In reply, Comrade Luis draws my attention to the National Assembly of Workers (de la Asamblea Nacional de Trabajadores) that met in June 2001. He asks if I have ever heard of the ANT and of other national meetings of the piqueteros and other sections. I have not only heard of them but have written articles praising them – and also praising the PO for its role in calling them. In February 2002 I wrote:

"In all this, a key role is being played by the Trotskyists of the PO and other organisations and parties. The convening of the National Assembly of Workers was a great success for the revolutionary vanguard. We salute this success with every possible enthusiasm. We are pleased to say that, whereas we disagreed with the slogan of the constituent assembly, we are in complete agreement with the slogans that were approved last weekend. This gives us every confidence that, on the basis of the above demands, the Argentine revolution is now moving in the right direction". (The way forward -A footnote by Alan Woods- in Argentina: National Workers' Assembly meeting - a big step forward by Jordi Martorell, February 20, 2002)

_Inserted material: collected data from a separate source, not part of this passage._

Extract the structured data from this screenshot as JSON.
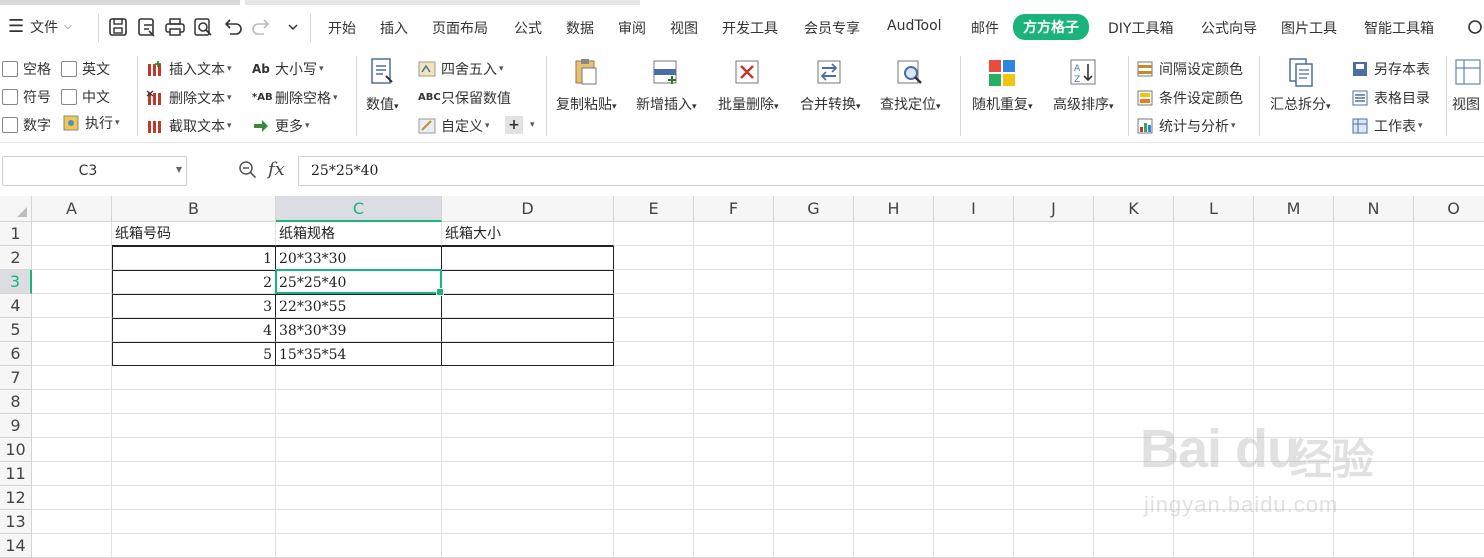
{
  "menu": {
    "file_label": "文件",
    "tabs": [
      "开始",
      "插入",
      "页面布局",
      "公式",
      "数据",
      "审阅",
      "视图",
      "开发工具",
      "会员专享",
      "AudTool",
      "邮件",
      "方方格子",
      "DIY工具箱",
      "公式向导",
      "图片工具",
      "智能工具箱"
    ],
    "active_tab": "方方格子",
    "accent": "#1ab47a"
  },
  "ribbon": {
    "checks": [
      "空格",
      "英文",
      "符号",
      "中文",
      "数字"
    ],
    "execute": "执行",
    "text_ops": [
      "插入文本",
      "删除文本",
      "截取文本"
    ],
    "case_ops": [
      "大小写",
      "删除空格",
      "更多"
    ],
    "value": "数值",
    "num_ops": [
      "四舍五入",
      "只保留数值",
      "自定义"
    ],
    "big_buttons": [
      "复制粘贴",
      "新增插入",
      "批量删除",
      "合并转换",
      "查找定位",
      "随机重复",
      "高级排序"
    ],
    "color_ops": [
      "间隔设定颜色",
      "条件设定颜色",
      "统计与分析"
    ],
    "split": "汇总拆分",
    "sheet_ops": [
      "另存本表",
      "表格目录",
      "工作表"
    ],
    "view": "视图"
  },
  "formula_bar": {
    "name_box": "C3",
    "fx": "fx",
    "formula": "25*25*40"
  },
  "sheet": {
    "columns": [
      "A",
      "B",
      "C",
      "D",
      "E",
      "F",
      "G",
      "H",
      "I",
      "J",
      "K",
      "L",
      "M",
      "N",
      "O"
    ],
    "rows": [
      "1",
      "2",
      "3",
      "4",
      "5",
      "6",
      "7",
      "8",
      "9",
      "10",
      "11",
      "12",
      "13",
      "14"
    ],
    "selected_col": "C",
    "selected_row": "3",
    "headers": [
      "纸箱号码",
      "纸箱规格",
      "纸箱大小"
    ],
    "data": [
      {
        "num": "1",
        "spec": "20*33*30",
        "size": ""
      },
      {
        "num": "2",
        "spec": "25*25*40",
        "size": ""
      },
      {
        "num": "3",
        "spec": "22*30*55",
        "size": ""
      },
      {
        "num": "4",
        "spec": "38*30*39",
        "size": ""
      },
      {
        "num": "5",
        "spec": "15*35*54",
        "size": ""
      }
    ]
  },
  "watermark": {
    "brand": "Bai du",
    "cn": "经验",
    "url": "jingyan.baidu.com"
  }
}
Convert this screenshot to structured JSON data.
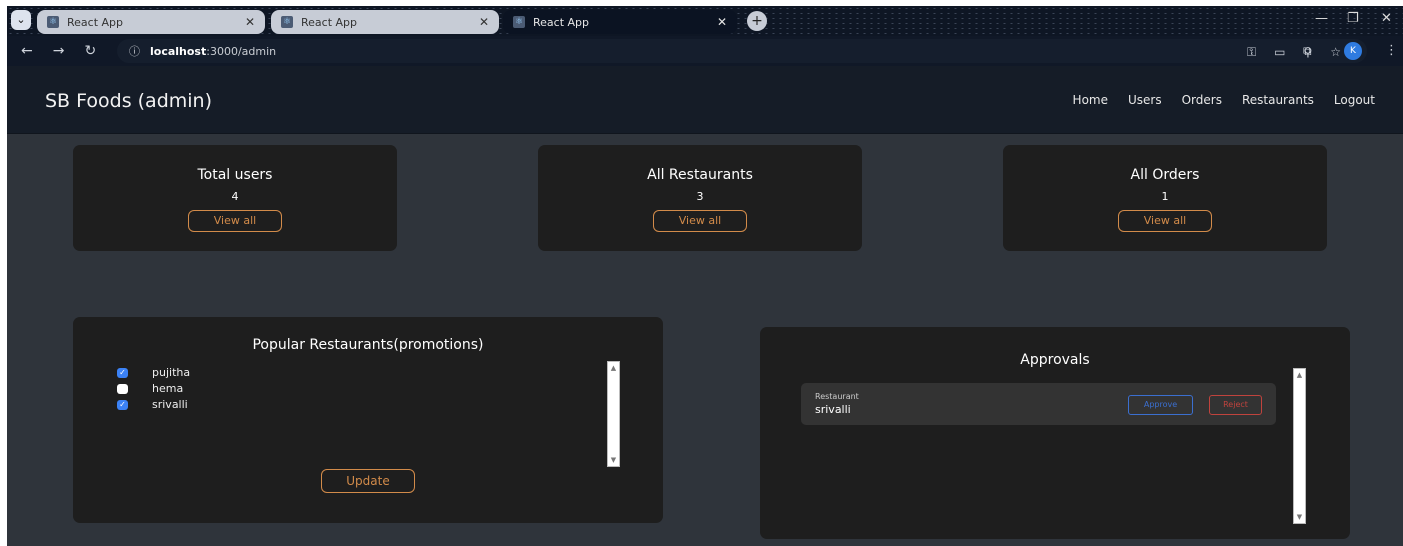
{
  "browser": {
    "tabs": [
      {
        "label": "React App",
        "active": false
      },
      {
        "label": "React App",
        "active": false
      },
      {
        "label": "React App",
        "active": true
      }
    ],
    "url_host": "localhost",
    "url_path": ":3000/admin",
    "profile_initial": "K"
  },
  "header": {
    "brand": "SB Foods (admin)",
    "nav": [
      "Home",
      "Users",
      "Orders",
      "Restaurants",
      "Logout"
    ]
  },
  "stats": [
    {
      "title": "Total users",
      "count": "4",
      "button": "View all"
    },
    {
      "title": "All Restaurants",
      "count": "3",
      "button": "View all"
    },
    {
      "title": "All Orders",
      "count": "1",
      "button": "View all"
    }
  ],
  "popular": {
    "title": "Popular Restaurants(promotions)",
    "items": [
      {
        "name": "pujitha",
        "checked": true
      },
      {
        "name": "hema",
        "checked": false
      },
      {
        "name": "srivalli",
        "checked": true
      }
    ],
    "button": "Update"
  },
  "approvals": {
    "title": "Approvals",
    "item_label": "Restaurant",
    "item_name": "srivalli",
    "approve": "Approve",
    "reject": "Reject"
  },
  "colors": {
    "accent": "#d28b4a",
    "checkbox": "#3b82f6",
    "approve": "#3b6fd0",
    "reject": "#c0433d"
  }
}
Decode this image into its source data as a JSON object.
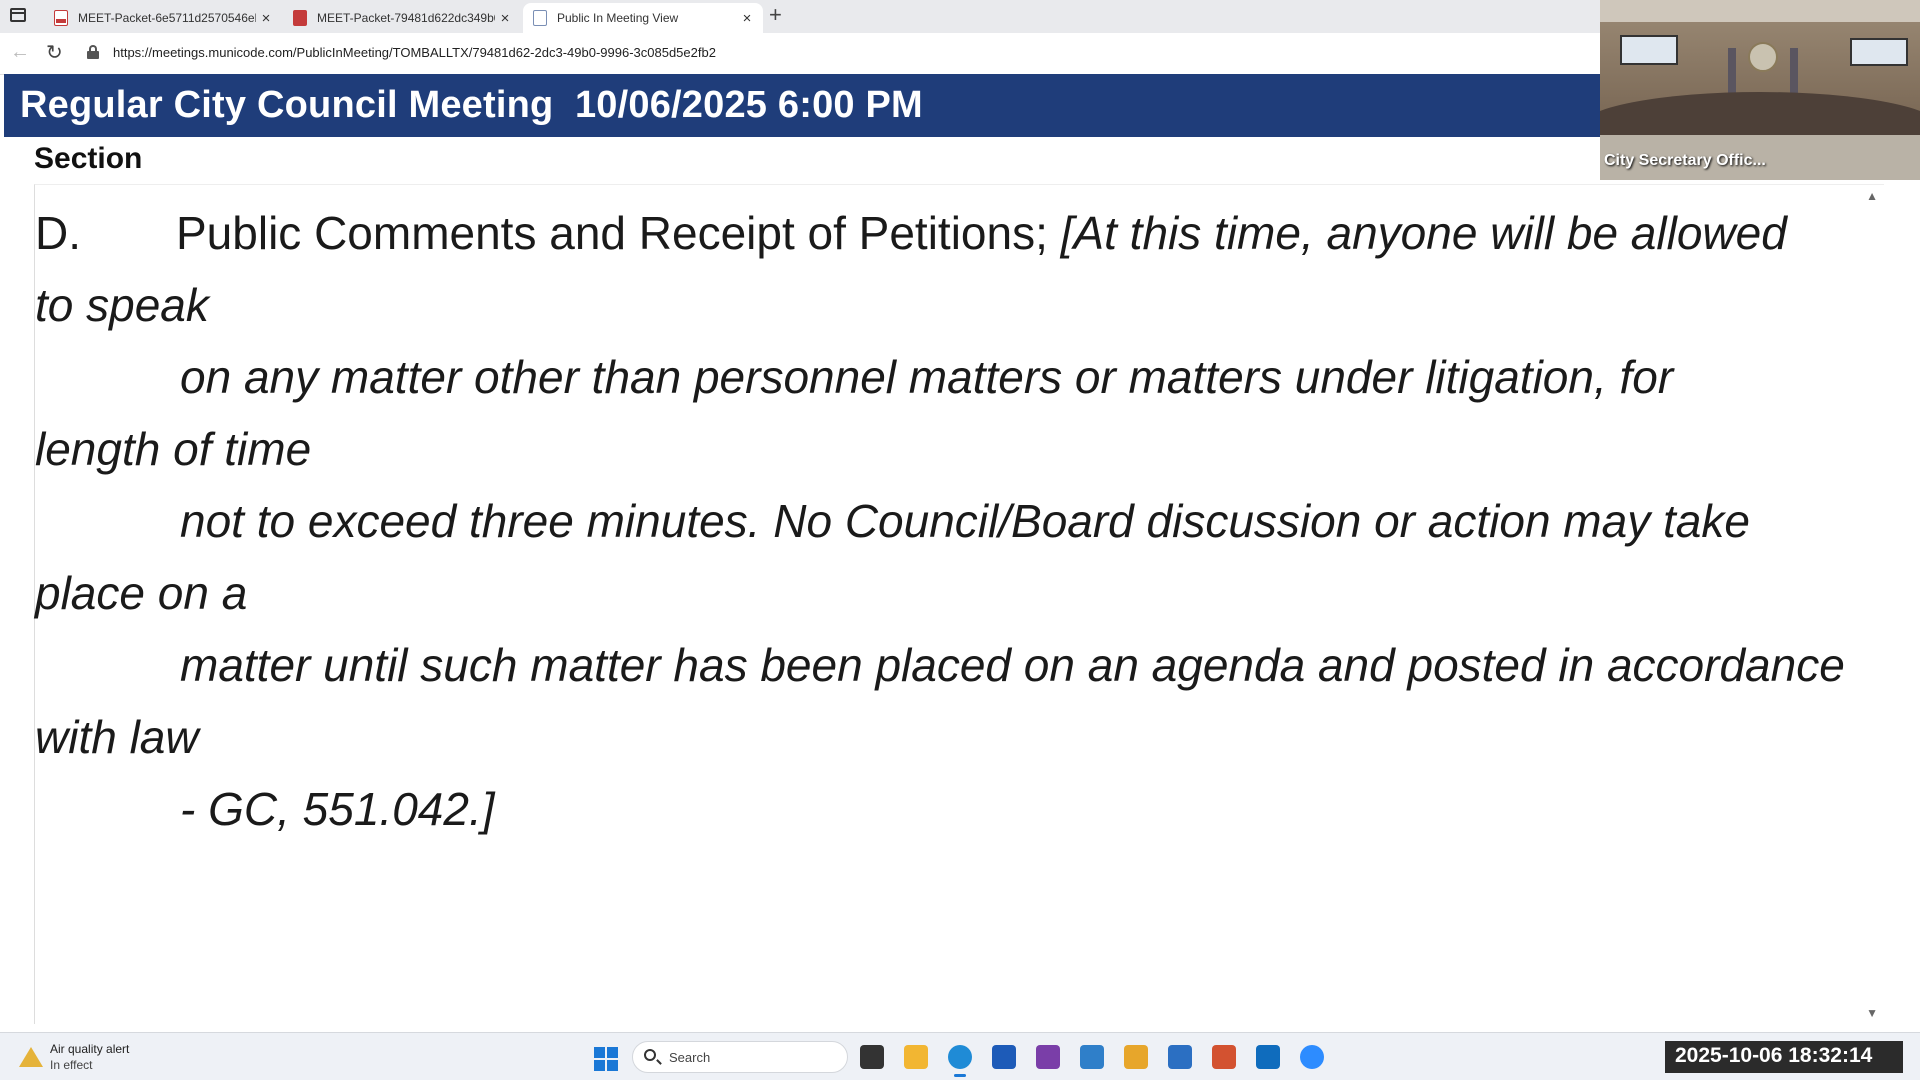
{
  "browser": {
    "tabs": [
      {
        "title": "MEET-Packet-6e5711d2570546eb",
        "icon": "pdf-icon",
        "active": false
      },
      {
        "title": "MEET-Packet-79481d622dc349b0",
        "icon": "pdf-icon",
        "active": false
      },
      {
        "title": "Public In Meeting View",
        "icon": "page-icon",
        "active": true
      }
    ],
    "close_glyph": "×",
    "new_tab_glyph": "+",
    "back_glyph": "←",
    "reload_glyph": "↻",
    "url": "https://meetings.municode.com/PublicInMeeting/TOMBALLTX/79481d62-2dc3-49b0-9996-3c085d5e2fb2"
  },
  "meeting": {
    "title": "Regular City Council Meeting  10/06/2025 6:00 PM",
    "section_label": "Section",
    "agenda": {
      "code": "D.",
      "heading": "Public Comments and Receipt of Petitions;",
      "note_part1": "[At this time, anyone will be allowed",
      "note_part2": "to speak",
      "note_part3": "on any matter other than personnel matters or matters under litigation, for",
      "note_part4": "length of time",
      "note_part5": "not to exceed three minutes. No Council/Board discussion or action may take",
      "note_part6": "place on a",
      "note_part7": "matter until such matter has been placed on an agenda and posted in accordance",
      "note_part8": "with law",
      "note_part9": "- GC, 551.042.]"
    },
    "scroll_up_glyph": "▲",
    "scroll_down_glyph": "▼"
  },
  "video": {
    "participant_name": "City Secretary Offic..."
  },
  "taskbar": {
    "alert_title": "Air quality alert",
    "alert_subtitle": "In effect",
    "search_placeholder": "Search",
    "clock": "2025-10-06  18:32:14",
    "apps": [
      {
        "name": "task-view-icon",
        "color": "#333333"
      },
      {
        "name": "file-explorer-icon",
        "color": "#f2b632"
      },
      {
        "name": "edge-icon",
        "color": "#1f8bd6"
      },
      {
        "name": "store-icon",
        "color": "#1d5bb8"
      },
      {
        "name": "power-automate-icon",
        "color": "#7a3ea8"
      },
      {
        "name": "remote-desktop-icon",
        "color": "#2f7fc9"
      },
      {
        "name": "notes-icon",
        "color": "#e7a62b"
      },
      {
        "name": "remote-connection-icon",
        "color": "#2b6fc2"
      },
      {
        "name": "powerpoint-icon",
        "color": "#d35230"
      },
      {
        "name": "outlook-icon",
        "color": "#0f6cbd"
      },
      {
        "name": "zoom-icon",
        "color": "#2d8cff"
      }
    ]
  },
  "colors": {
    "header_bg": "#1f3d7a",
    "accent": "#1a78d6"
  }
}
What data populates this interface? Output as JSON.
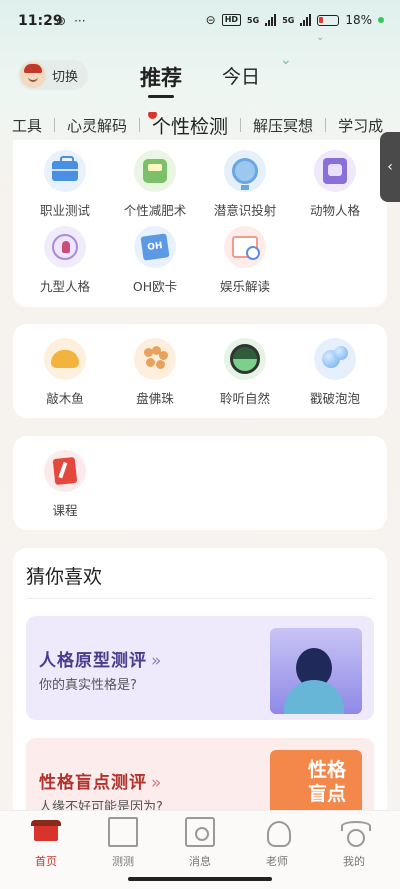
{
  "status_bar": {
    "time": "11:29",
    "hd_label": "HD",
    "net1": "5G",
    "net2": "5G",
    "battery": "18%"
  },
  "header": {
    "switch_label": "切换",
    "tabs": [
      {
        "label": "推荐",
        "active": true
      },
      {
        "label": "今日",
        "active": false
      }
    ]
  },
  "categories": [
    {
      "label": "工具"
    },
    {
      "label": "心灵解码"
    },
    {
      "label": "个性检测",
      "active": true
    },
    {
      "label": "解压冥想"
    },
    {
      "label": "学习成"
    }
  ],
  "section_personality": {
    "items": [
      {
        "label": "职业测试",
        "icon": "briefcase-icon"
      },
      {
        "label": "个性减肥术",
        "icon": "scale-icon"
      },
      {
        "label": "潜意识投射",
        "icon": "crystal-ball-icon"
      },
      {
        "label": "动物人格",
        "icon": "animal-card-icon"
      },
      {
        "label": "九型人格",
        "icon": "enneagram-icon"
      },
      {
        "label": "OH欧卡",
        "icon": "oh-card-icon"
      },
      {
        "label": "娱乐解读",
        "icon": "book-magnifier-icon"
      }
    ]
  },
  "section_relax": {
    "items": [
      {
        "label": "敲木鱼",
        "icon": "wooden-fish-icon"
      },
      {
        "label": "盘佛珠",
        "icon": "prayer-beads-icon"
      },
      {
        "label": "聆听自然",
        "icon": "nature-sound-icon"
      },
      {
        "label": "戳破泡泡",
        "icon": "bubble-icon"
      }
    ]
  },
  "section_course": {
    "items": [
      {
        "label": "课程",
        "icon": "course-icon"
      }
    ]
  },
  "guess": {
    "title": "猜你喜欢",
    "promos": [
      {
        "title": "人格原型测评",
        "arrow": "»",
        "subtitle": "你的真实性格是?"
      },
      {
        "title": "性格盲点测评",
        "arrow": "»",
        "subtitle": "人缘不好可能是因为?",
        "art_text_1": "性格",
        "art_text_2": "盲点"
      }
    ]
  },
  "bottom_nav": [
    {
      "label": "首页",
      "active": true
    },
    {
      "label": "测测",
      "active": false
    },
    {
      "label": "消息",
      "active": false
    },
    {
      "label": "老师",
      "active": false
    },
    {
      "label": "我的",
      "active": false
    }
  ],
  "colors": {
    "accent_red": "#d9342b",
    "promo1_title": "#4b3b8f",
    "promo2_title": "#b2312c"
  }
}
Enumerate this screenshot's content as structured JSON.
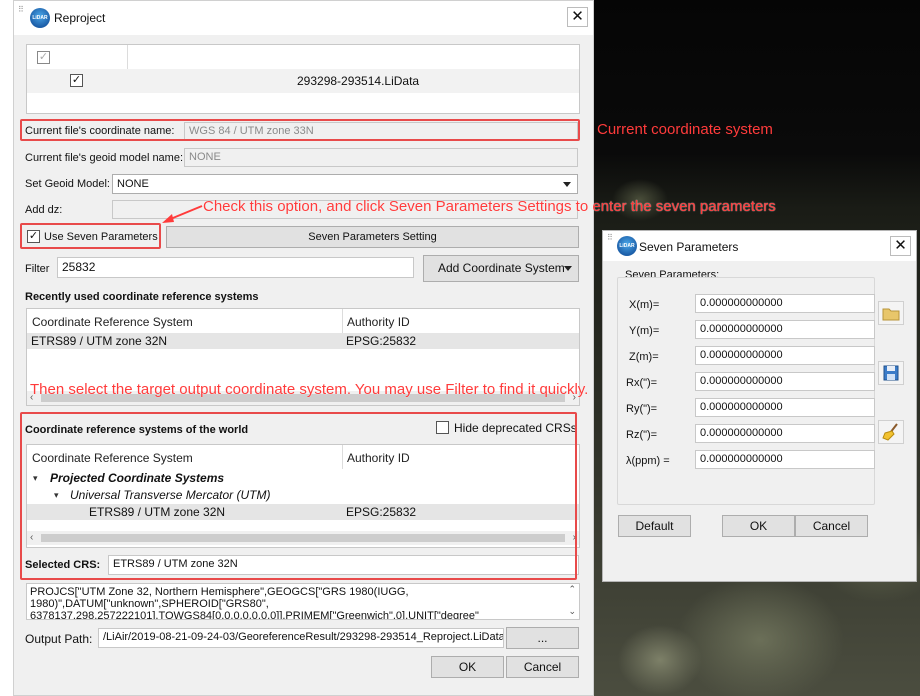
{
  "dialog": {
    "title": "Reproject",
    "close": "✕",
    "file_row": "293298-293514.LiData",
    "labels": {
      "coord_name": "Current file's coordinate name:",
      "geoid_name": "Current file's geoid model name:",
      "set_geoid": "Set Geoid Model:",
      "add_dz": "Add dz:",
      "use_seven": "Use Seven Parameters",
      "filter": "Filter",
      "recent_header": "Recently used coordinate reference systems",
      "world_header": "Coordinate reference systems of the world",
      "hide_deprecated": "Hide deprecated CRSs",
      "selected_crs": "Selected CRS:",
      "output_path": "Output Path:"
    },
    "values": {
      "coord_name": "WGS 84 / UTM zone 33N",
      "geoid_name": "NONE",
      "set_geoid": "NONE",
      "add_dz": "",
      "filter": "25832",
      "selected_crs": "ETRS89 / UTM zone 32N",
      "output_path": "/LiAir/2019-08-21-09-24-03/GeoreferenceResult/293298-293514_Reproject.LiData",
      "wkt": "PROJCS[\"UTM Zone 32, Northern Hemisphere\",GEOGCS[\"GRS 1980(IUGG, 1980)\",DATUM[\"unknown\",SPHEROID[\"GRS80\", 6378137,298.257222101],TOWGS84[0,0,0,0,0,0,0]],PRIMEM[\"Greenwich\",0],UNIT[\"degree\""
    },
    "buttons": {
      "seven_setting": "Seven Parameters Setting",
      "add_crs": "Add Coordinate System",
      "browse": "...",
      "ok": "OK",
      "cancel": "Cancel"
    },
    "table_headers": {
      "crs": "Coordinate Reference System",
      "authority": "Authority ID"
    },
    "recent": [
      {
        "crs": "ETRS89 / UTM zone 32N",
        "authority": "EPSG:25832"
      }
    ],
    "world_tree": {
      "projected": "Projected Coordinate Systems",
      "utm": "Universal Transverse Mercator (UTM)",
      "item": {
        "crs": "ETRS89 / UTM zone 32N",
        "authority": "EPSG:25832"
      }
    }
  },
  "annotations": {
    "current_cs": "Current coordinate system",
    "check_option": "Check this option, and click Seven Parameters Settings to enter the seven parameters",
    "select_target": "Then select the target output coordinate system. You may use Filter to find it quickly."
  },
  "seven": {
    "title": "Seven Parameters",
    "close": "✕",
    "group": "Seven Parameters:",
    "params": [
      {
        "label": "X(m)=",
        "value": "0.000000000000"
      },
      {
        "label": "Y(m)=",
        "value": "0.000000000000"
      },
      {
        "label": "Z(m)=",
        "value": "0.000000000000"
      },
      {
        "label": "Rx(\")=",
        "value": "0.000000000000"
      },
      {
        "label": "Ry(\")=",
        "value": "0.000000000000"
      },
      {
        "label": "Rz(\")=",
        "value": "0.000000000000"
      },
      {
        "label": "λ(ppm) =",
        "value": "0.000000000000"
      }
    ],
    "buttons": {
      "default": "Default",
      "ok": "OK",
      "cancel": "Cancel"
    }
  },
  "colors": {
    "annotation_red": "#e84a4a",
    "dialog_bg": "#f0f0f0",
    "selected_row": "#e5e5e5"
  },
  "icons": [
    "liair-logo-icon",
    "close-icon",
    "checkbox-icon",
    "chevron-down-icon",
    "folder-open-icon",
    "save-icon",
    "broom-icon"
  ]
}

We could quote many similar passages, but you can read all this in the original. So yes, Luis, I have heard about the ANT. These were excellent initiatives in the line of a united front. That is very good, but it was not the point I was making. If we take the piqueteros movement as a kind of "trade union" of the unemployed, then it is clear that we stand for the unity of all piqueteros in one organization. That was always the position of the Marxists, for the simple reason that the only strength of the working class is its unity. That is true for the workers who have jobs but it is a thousand times truer of the unemployed.

In my article I asked the question: why does the piqueteros movement remain divided? Luis Oviedo did not answer this question, but avoided it by referring to the ANT. There is no objective reason why the movement should not be united – except the fact that it is split up under the control of different political groups. If there is any other reason, then comrade Oviedo should have said what it is. He did not do so, which I regard as a tacit confirmation of what I said.

If the PO is confident of the superiority of its ideas and methods, then it should be prepared to work patiently within a united piqueteros movement, striving to unite the broadest layers of the unemployed in a single, militant mass movement, while fighting to win over the majority. That was always the method of Lenin and Trotsky, and was expressed repeatedly in the documents and resolutions of the first four congresses of the Communist International.

Luis' references to the ANT does not answer the question I asked. So I will repeat it: why does the PO not take the initiative in offering unity to the other piqueteros organizations? It is clear that the disunity that exists is not the sole responsibility of the PO. Other groups, like the MST, also maintain separate organizations of piqueteros, and must also be held responsible for the present situation. But the Marxists have a duty to press for the greatest possible unity of the workers and unemployed in the struggle against Capital.

Maybe Luis will reply that the others will refuse. In that case, you will place the responsibility for splitting the movement on the shoulders of those who oppose unity. If they agree, then the movement will emerge strengthened, and the authority of that tendency that pressed for unity will be far greater. In either case the tendency that fights for unity should gain.